Persist record for invocation_id. After return the record MUST be durable across process crashes for backends that document durability (in-memory backends are not durable and MUST document this). Synchronous-by-contract: the engine awaits this call before continuing to the next node so a crash immediately after a completed event cannot have lost the corresponding save.

load async

load(invocation_id: str) -> CheckpointRecord | None

Return the most recent record for invocation_id or None if no record exists. The returned record MUST be structurally identical to what save last wrote for this invocation_id (round-trip integrity).

list async

list(
    filter: CheckpointFilter | None = None,
) -> Iterable[CheckpointSummary]

Enumerate saved invocations. The filter shape is backend-defined; this implementation ships list_all and list_by_correlation_id predicates.

delete async

delete(invocation_id: str) -> None

Remove all records for invocation_id. MUST be a no-op when the invocation_id has no record (no error).

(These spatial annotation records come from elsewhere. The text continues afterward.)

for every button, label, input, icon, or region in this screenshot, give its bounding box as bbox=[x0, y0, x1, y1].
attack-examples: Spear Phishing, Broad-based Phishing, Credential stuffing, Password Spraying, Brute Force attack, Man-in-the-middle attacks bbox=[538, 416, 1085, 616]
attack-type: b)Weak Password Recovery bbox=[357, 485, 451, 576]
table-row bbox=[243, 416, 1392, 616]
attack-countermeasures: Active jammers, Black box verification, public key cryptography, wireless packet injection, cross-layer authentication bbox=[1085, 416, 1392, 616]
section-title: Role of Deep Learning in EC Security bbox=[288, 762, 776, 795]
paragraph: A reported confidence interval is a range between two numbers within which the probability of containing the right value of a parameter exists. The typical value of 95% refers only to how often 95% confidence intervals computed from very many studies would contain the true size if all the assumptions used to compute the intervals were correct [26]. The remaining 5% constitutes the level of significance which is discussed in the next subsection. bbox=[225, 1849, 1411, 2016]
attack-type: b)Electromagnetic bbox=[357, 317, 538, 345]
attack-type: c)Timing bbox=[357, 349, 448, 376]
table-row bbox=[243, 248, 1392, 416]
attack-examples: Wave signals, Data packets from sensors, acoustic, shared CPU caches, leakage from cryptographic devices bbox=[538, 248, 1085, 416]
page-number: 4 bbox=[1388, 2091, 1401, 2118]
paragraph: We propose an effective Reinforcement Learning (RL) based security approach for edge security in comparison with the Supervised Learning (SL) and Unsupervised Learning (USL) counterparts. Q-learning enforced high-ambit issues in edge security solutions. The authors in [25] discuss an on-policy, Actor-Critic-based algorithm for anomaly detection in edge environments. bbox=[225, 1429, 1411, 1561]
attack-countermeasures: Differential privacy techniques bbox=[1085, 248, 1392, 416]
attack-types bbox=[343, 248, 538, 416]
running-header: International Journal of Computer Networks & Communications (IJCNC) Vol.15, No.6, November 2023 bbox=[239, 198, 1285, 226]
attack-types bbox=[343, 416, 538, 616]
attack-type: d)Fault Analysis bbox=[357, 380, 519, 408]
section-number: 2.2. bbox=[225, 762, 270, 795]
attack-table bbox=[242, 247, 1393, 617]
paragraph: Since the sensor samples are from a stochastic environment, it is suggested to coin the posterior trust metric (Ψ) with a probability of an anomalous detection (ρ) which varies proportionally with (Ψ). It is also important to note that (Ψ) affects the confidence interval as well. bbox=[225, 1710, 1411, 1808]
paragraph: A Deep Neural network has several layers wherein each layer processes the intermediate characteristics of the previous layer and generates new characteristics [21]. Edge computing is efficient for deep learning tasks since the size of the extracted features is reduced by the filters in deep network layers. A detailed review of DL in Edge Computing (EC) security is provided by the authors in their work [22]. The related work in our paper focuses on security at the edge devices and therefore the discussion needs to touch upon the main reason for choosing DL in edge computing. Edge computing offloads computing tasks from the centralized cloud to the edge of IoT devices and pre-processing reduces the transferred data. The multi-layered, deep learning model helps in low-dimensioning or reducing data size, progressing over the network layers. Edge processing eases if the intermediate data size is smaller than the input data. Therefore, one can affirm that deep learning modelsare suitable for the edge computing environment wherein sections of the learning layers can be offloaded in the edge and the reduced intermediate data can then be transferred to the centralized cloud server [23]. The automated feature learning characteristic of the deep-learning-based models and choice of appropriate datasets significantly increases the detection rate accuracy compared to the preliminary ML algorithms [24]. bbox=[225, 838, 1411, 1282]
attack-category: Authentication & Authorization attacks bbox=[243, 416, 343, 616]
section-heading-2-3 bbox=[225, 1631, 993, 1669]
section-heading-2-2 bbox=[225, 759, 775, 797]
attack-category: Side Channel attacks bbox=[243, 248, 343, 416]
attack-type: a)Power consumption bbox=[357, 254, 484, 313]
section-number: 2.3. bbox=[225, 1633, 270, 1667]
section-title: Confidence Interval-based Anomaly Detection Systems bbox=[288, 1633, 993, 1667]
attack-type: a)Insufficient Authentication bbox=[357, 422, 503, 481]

CheckpointFilter dataclass

CheckpointFilter(correlation_id: str | None = None)

Predicate for :meth:Checkpointer.list. v1 ships two narrow fields; richer query DSLs are deferred to follow-on work.

  • correlation_id — match records whose correlation_id equals the supplied value. None matches every record (the "list all" case).

CheckpointRecord dataclass

CheckpointRecord(
    invocation_id: str,
    correlation_id: str,
    state: Any,
    completed_positions: tuple[NodePosition, ...],
    parent_states: tuple[Any, ...],
    last_saved_at: float,
    schema_version: str = CHECKPOINT_SCHEMA_VERSION,
    fan_out_progress: None = None,
)

One invocation's progress at one save point.

Frozen — backends MUST treat the record as immutable; the engine builds a fresh record per completed event rather than mutating a shared one. The fan_out_progress field is reserved for a future per-instance fan-out resume mode; in the shipping version it is always None.

CheckpointSummary dataclass

CheckpointSummary(
    invocation_id: str,
    correlation_id: str,
    last_saved_at: float,
    completed_node_count: int,
)

Lightweight record-level metadata returned by :meth:Checkpointer.list.

Implementations MAY add backend-specific fields; the four declared here are the cross-backend portable subset callers can rely on.

NodePosition dataclass

NodePosition(
    namespace: tuple[str, ...],
    node_name: str,
    step: int,
    attempt_index: int = 0,
    fan_out_index: int | None = None,
)

A single completed-node coordinate in the resume map.

Frozen + automatically hashable (no mutable fields), so positions can live in sets and dict keys — the engine's resume-entry derivation relies on set membership to skip nodes that have already completed.

Fields:

  • namespace — chain of containing-graph node names from outermost down to (but not including) this node. Empty for outermost-graph nodes; one entry for subgraph-internal nodes; two entries when nested two deep, and so on. Distinct from NodeEvent.namespace which includes the node's own name — NodeEvent.namespace == NodePosition.namespace + (NodePosition.node_name,).
  • node_name — the node's local name in its containing graph.
  • step — the monotonic step counter at the time the node completed (shared with NodeEvent.step).
  • attempt_index — 0-based retry attempt index. The final successful attempt's index is what gets recorded.
  • fan_out_index — populated only for events from inside a fan-out instance. Those events do NOT produce records in the shipping version; the field is part of the position shape so a future per-instance fan-out resume can populate it without a record-shape migration.